専門商社は、その名の通り、扱う商材や分野が専門ジャンルに特化している。主に3つのタイプがあり、大手メーカーと関係の深い企業、総合商社と関係の深い企業、そして特定の企業と深い関係はないが、特定の商材に強い企業がある。

専門商社の多くは、トレーディング事業が中心で、その商取引は国内市場に依存する比率が高い。しかし近年はメーカーが自社で原料や製品の調達・売買を手がけるなど、商社を経由せずに直接取引が行われるケースもある。そこで、収益の柱をトレーディング以外の分野で模索している企業もある。例えば、医薬品を扱う専門商社が調剤薬局の運営に乗り出したり、燃料を扱う専門商社が家庭向けの電力小売事業に参入したりするなど、より消費者に近い分野に進出する動きが目立ってきている。反対に、メーカーや海外企業と提携するなどして生産工場を保有し、モノづくりに乗り出す動きもある。
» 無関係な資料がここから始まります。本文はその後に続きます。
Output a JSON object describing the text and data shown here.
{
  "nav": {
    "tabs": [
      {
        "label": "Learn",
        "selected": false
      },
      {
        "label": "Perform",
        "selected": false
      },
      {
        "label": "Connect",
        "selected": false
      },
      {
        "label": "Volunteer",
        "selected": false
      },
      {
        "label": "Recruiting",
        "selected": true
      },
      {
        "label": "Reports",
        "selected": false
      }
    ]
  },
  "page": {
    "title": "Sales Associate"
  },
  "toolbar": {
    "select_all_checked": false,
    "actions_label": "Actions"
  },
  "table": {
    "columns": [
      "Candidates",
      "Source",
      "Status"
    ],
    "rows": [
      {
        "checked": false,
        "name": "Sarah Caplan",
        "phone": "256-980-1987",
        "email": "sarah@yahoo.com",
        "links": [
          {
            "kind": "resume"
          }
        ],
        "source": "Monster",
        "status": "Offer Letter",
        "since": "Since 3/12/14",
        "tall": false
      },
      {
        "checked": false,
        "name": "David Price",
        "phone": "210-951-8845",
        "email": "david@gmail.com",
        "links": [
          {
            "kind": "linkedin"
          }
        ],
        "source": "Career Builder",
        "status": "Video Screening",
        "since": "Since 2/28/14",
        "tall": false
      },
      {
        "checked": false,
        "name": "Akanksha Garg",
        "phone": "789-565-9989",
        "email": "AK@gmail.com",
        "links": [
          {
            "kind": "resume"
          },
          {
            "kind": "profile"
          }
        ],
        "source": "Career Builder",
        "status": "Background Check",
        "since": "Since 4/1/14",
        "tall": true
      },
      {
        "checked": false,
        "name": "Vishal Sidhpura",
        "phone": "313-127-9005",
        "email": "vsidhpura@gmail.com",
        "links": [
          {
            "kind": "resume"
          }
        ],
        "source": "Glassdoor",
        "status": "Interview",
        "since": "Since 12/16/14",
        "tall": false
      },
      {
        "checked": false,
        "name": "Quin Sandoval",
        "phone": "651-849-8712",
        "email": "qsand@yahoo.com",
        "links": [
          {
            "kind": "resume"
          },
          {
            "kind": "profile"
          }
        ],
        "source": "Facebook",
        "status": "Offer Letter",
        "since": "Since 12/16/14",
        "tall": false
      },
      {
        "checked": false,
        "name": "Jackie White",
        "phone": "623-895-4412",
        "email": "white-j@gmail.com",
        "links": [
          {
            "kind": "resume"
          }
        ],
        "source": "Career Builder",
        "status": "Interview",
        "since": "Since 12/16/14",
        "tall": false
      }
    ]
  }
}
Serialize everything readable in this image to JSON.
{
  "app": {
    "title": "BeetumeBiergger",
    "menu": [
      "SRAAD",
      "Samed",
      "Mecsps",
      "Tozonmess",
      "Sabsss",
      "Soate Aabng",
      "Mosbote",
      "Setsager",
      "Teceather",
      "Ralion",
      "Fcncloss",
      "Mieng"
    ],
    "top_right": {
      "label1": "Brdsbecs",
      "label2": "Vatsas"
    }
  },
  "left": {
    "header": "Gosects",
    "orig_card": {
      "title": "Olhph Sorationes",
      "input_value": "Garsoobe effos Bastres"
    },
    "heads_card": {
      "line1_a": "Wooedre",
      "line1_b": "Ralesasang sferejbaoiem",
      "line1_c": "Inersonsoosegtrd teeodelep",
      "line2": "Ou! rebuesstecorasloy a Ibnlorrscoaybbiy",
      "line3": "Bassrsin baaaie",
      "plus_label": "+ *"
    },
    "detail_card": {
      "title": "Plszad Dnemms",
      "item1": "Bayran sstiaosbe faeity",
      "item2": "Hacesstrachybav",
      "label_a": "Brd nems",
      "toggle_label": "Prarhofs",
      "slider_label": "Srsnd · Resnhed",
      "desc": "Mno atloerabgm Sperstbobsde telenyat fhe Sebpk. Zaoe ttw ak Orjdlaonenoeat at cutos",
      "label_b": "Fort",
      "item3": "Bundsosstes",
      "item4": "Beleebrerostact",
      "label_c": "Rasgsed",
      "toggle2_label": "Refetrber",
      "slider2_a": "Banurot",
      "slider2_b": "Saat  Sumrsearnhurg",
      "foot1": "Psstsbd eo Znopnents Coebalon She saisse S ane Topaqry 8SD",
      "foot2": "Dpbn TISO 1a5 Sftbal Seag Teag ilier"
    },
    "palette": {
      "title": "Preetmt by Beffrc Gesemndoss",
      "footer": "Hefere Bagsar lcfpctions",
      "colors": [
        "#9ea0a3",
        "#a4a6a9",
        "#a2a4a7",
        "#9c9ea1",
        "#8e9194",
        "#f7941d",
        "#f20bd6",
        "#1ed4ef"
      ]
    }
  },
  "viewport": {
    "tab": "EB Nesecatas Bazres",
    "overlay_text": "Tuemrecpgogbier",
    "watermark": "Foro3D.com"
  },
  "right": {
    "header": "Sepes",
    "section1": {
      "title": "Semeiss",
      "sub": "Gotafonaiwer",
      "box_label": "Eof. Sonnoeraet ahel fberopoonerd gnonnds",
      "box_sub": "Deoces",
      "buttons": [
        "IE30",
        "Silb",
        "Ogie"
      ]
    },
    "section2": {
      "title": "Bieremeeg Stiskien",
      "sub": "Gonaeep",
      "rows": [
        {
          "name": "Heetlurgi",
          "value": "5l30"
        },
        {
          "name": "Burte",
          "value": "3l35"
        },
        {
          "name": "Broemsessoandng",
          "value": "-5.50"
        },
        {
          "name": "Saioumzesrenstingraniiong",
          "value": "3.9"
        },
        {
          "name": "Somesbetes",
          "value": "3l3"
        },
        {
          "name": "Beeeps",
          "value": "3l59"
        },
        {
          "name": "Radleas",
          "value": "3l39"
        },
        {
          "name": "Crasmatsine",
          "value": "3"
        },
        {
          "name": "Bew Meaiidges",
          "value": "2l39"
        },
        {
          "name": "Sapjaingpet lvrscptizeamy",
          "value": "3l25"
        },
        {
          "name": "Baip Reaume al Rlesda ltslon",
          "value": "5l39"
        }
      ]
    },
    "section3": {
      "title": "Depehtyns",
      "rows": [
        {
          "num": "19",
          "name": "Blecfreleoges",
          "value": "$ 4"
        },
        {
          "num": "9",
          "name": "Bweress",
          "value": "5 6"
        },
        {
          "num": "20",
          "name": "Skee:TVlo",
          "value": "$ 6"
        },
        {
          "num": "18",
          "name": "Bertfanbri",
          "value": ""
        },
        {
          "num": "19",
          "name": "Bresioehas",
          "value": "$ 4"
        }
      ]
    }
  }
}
総合商社は知名度が高く、学生からの人気も高い。一方、専門商社の中には、その分野で圧倒的な存在感を発揮しているなど、隠れた優良企業もある。

(3)商社の動き

事業ポートフォリオの組み替え

総合商社は、さまざまな産業の中で時流をとらえ、事業のライフサイクルを見据えて「事業ポートフォリオ」(自社が手がけている事業の一覧)を見直し、有望な分野に軸足を移しながら成長してきた。ここ数年では、これまで大きな収益を上げていた資源ビジネスが世界的に沈静化してきたことを受け、食品や医薬品ビジネスに力を入れるなど変化に柔軟に対応し、事業ポートフォリオを組み替えようとする動きもある。

専門商社の海外進出

国内市場は人口減少によって今後大きな成長は望みにくい。そこで、これまで主に国内で収益を上げていた専門商社の中にも、海外進出によって売り上げ拡大を目指すところが増えている。例えば、医薬品の専門商社が外国で病院の経営管理を支援するなどがある。

(4)どんな職種がある?

営業

他業種の営業職のように自社の製品・サービスを売ることに加えて、企画力や事業を作る力などが求められる。持ち前の情報網を生かして複数の企業の事業と事業をつなぎ、ネットワークを構築するところから関わることもある。

営業事務・貿易事務

営業担当者を助け、電話応対や書類整理などを担当する。商社の場合、外国語での対応が求められるケースも多い。ほかに、原料や製品を輸出入する際、税関を通す業務(通関)に必要な手続きを担当する貿易事務もある。

事業企画

どのような事業を立ち上げ、どの企業に投資をしていくか企画・立案し、事業計画を立てる。ときには取引先企業の経営方針立案などにも携わるなどして、企業の経営を支援することもある。